In his video, Topshee acknowledged that the frigates will take up a massive share of military procurement dollars. “I wish it was not so, but I’m afraid there is simply no other choice. There is no other path,” he said.
But there are plenty of concerned people watching events unfold who believe that a different strategy is needed.
The ship’s builders have yet to complete the preliminary design review, after which there is a critical design review and a final design review, both of which could take a year.
One alternative strategy would see the government set a tight timeline to finalize the design, and then contract the first three or four ships within a year.
If timelines were compressed, there is a sense that the first ship could be delivered by 2027-28, with the others arriving every 18 to 24 months thereafter.
While those ships were being built, the government could look at purchasing cheaper, off-the-shelf options from the Americans, such as the Constellation class frigate, to replace the rest of the Halifax fleet.

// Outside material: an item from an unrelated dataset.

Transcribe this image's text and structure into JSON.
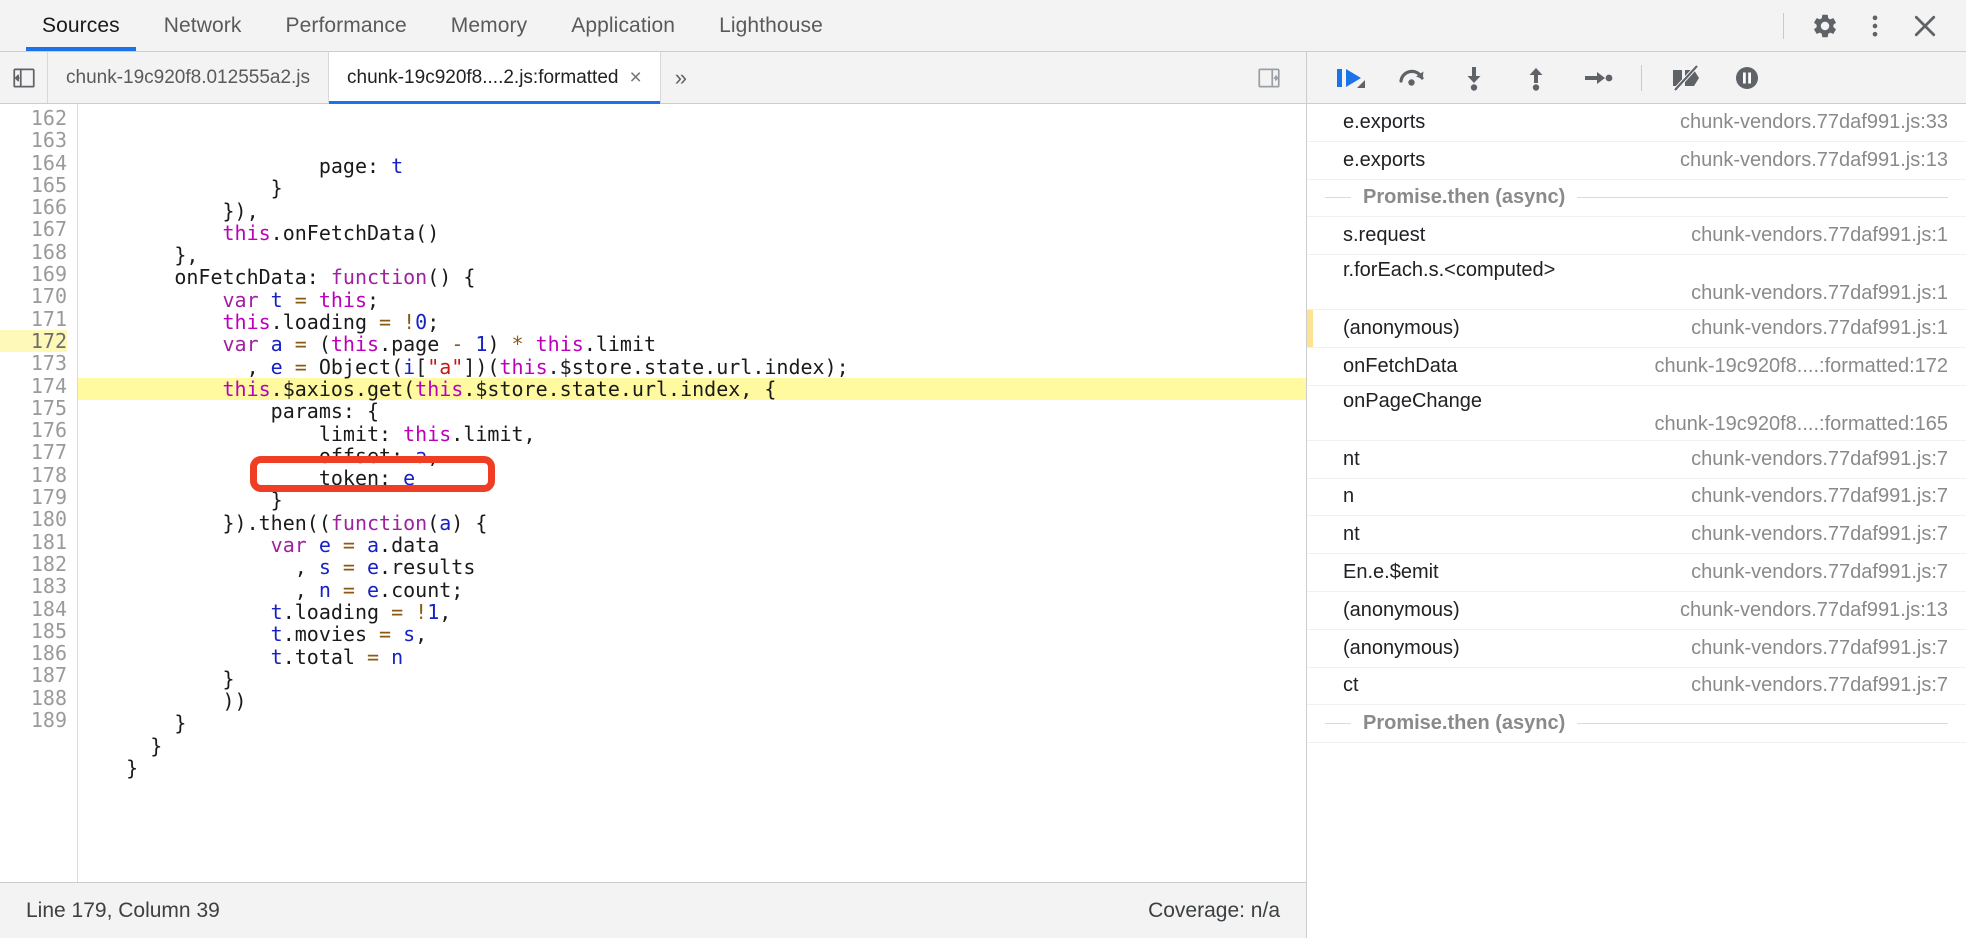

The lesson seems to have been learned that Canada needs firepower more than it needs to guarantee the jobs of shipyard workers into the 2040s.
In his video, Topshee mentioned that the navy has launched the Canadian Patrol Submarine project to replace the troubled and aging Victoria class with a “commercial” sub in the mid-2030s.
What is becoming clearer by the day, is that business as-usual timelines need to be expedited.
“We assumed time was on our side — and it wasn’t,” said one former senior sailor.